LARA

The Tool Compiler Project

The main project in this course consists in implementing toolc, a compiler for a small, Java-like, object-oriented progamming language, which we call Tool. You will code all phases of a modern compiler, resulting in an implementation which will allow you to compile source files into Java Bytecode, in the same way javac does.

The first task in the first Tool lab is to write test cases, that is, sample Tool programs. We will use the input from all groups to constitute a corpus of benchmarks which you will be able to use to test the various phases of your compiler. While it is important that your compiler works on these examples, you should not limit your testing to these particular examples. It is important that you always try to think about the corner cases for each task. You are encouraged to write more examples than what is asked for the corpus, and to share them with your colleagues. Hopefully this will help every group to write a more robust compiler.

Reference Implementation

We have written a reference implementation for the toolc compiler. It compiles Tool programs to Java bytecode .class files that you can then run with java. You can download our compiler here. You can use it to compare the output with yours, or more generally to test that some code is a valid Tool program. Use it as follows:

java -jar toolc-reference-*.*.jar program.tool

By default, it outputs the class files in the same directory. Run them by typing:

java MainObj

…where MainObj is the name of the main object.

If you think something's wrong with our implementation, please let us know, you might very well be right.

Differences with Java and Scala

Although the syntax may be close to the one of Scala or Java, you should really try to think of Tool as a different programming language. Never assume anything about its syntax or semantics if it's not properly described. If we forgot to specify something, ask in the forum, but don't assume it will follow Scala's or Java's way, it may or may not.

Class stubs and deliverables

For each toolc lab, we will give you some classes or class stubs. The goal is to make sure your project always has a structure that is easy to extend in future steps. We will in general only ask you to code the parts relevant to the specific phase you're asked to implement, and give you “glue-code” (interfaces, method stubs, etc.) to make sure everything fits together.

General purpose classes and code

This section describes some of the code that we give you and that applies to more than one phase. It will be extended as the project grows.

Main Project Components

Context

The compilation context represents state that is be available through the entire compilation process. It will store compilation options (if any), as well as a reporter (see Reporter) instance.

Pipeline

The compiler pipeline will assemble the different phases of compilation. It will be responsible of chaining the phases and passing state from one phase to the next. At the end of your project, your compiler pipeline will at least contain the following phases:

LexerParserName AnalysisType CheckingBackend (bytecode generation)

Pipelines are defined by chaining Pipeline nodes. Each node has an input type F and output type T, and expose a method run from F to T. For instance, the Lexer takes a File as input and returns an Iterator[Token]. It is thus defined as a Pipeline[File, Iterator[Token]].

Reporter

The compiler will need to output information to the user, beside the final binary files; warnings, error messages. We have written a Reporter class for you that does just that.

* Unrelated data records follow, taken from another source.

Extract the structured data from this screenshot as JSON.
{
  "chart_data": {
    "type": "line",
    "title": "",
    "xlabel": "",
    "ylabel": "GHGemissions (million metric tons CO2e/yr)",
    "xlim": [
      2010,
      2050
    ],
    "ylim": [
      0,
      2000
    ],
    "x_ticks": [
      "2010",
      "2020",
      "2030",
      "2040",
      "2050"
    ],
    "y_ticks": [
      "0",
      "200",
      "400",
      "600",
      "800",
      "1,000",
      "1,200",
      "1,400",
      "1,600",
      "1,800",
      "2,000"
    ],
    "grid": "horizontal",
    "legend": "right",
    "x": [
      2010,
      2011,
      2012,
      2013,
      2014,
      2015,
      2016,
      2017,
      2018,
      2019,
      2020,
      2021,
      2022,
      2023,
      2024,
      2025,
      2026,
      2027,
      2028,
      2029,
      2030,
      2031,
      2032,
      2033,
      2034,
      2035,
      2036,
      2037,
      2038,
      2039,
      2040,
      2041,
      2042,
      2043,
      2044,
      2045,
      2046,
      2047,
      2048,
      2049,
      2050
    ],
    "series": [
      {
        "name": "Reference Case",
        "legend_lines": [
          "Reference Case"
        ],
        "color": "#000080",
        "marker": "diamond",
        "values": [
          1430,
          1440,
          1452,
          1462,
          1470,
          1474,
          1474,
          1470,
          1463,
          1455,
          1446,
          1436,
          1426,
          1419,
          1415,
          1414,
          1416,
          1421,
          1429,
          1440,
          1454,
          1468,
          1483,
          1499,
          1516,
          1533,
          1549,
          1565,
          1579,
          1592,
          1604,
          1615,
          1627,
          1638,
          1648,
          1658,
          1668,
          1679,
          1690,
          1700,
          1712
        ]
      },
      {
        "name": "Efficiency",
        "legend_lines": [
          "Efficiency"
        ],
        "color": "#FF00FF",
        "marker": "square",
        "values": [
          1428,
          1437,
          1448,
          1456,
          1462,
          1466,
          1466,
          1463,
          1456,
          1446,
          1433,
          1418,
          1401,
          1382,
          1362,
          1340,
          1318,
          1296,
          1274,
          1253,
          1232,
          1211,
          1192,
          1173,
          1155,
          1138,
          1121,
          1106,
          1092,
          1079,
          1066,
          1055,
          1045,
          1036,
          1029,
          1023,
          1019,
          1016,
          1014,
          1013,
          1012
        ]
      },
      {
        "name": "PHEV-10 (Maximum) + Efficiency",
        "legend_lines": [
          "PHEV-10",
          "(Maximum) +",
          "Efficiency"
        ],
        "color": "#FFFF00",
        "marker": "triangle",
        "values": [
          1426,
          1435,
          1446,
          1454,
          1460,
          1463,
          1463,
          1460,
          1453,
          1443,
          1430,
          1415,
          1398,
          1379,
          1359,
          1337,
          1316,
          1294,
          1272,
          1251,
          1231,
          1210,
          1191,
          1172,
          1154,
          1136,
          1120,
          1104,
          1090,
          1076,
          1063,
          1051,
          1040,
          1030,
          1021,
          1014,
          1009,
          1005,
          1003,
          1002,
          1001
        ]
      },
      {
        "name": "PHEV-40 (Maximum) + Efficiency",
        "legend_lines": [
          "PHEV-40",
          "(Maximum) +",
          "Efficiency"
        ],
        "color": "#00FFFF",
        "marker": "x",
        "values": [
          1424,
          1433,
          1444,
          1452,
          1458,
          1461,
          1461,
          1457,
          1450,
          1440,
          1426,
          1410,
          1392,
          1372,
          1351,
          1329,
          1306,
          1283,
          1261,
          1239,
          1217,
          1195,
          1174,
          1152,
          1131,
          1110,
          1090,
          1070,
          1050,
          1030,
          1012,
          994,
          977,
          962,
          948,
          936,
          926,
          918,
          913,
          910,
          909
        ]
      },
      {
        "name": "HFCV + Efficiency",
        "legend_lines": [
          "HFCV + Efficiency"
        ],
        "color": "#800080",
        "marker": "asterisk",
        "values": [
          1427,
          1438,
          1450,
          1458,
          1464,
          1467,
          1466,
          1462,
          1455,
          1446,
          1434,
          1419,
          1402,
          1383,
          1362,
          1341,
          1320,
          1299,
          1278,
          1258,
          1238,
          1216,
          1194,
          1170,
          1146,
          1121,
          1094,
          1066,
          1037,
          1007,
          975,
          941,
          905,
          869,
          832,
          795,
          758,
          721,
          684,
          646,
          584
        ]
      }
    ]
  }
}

The reporter remembers whenever it had to emit an error. This allows you to put milestones in your pipeline that abort the compilation whenever errors occurred (e.g. after having discovered multiple parse errors and reported them to the user, you can skip all the following phases by stopping the compilation process).

Positioned objects

To get meaningful error messages, it is important to maintain the position of various objects (tokens, and later symbols in the syntax trees, for instance). We provide you with a Positioned trait to do this. Note that the .setPos method always returns the object on which you called it, with its proper type. This can be useful to directly assign a position to an object when you create it, and return it in the same statement. The Reporter class will use this position information (when available) to display nice error messages with the relevant line of source code.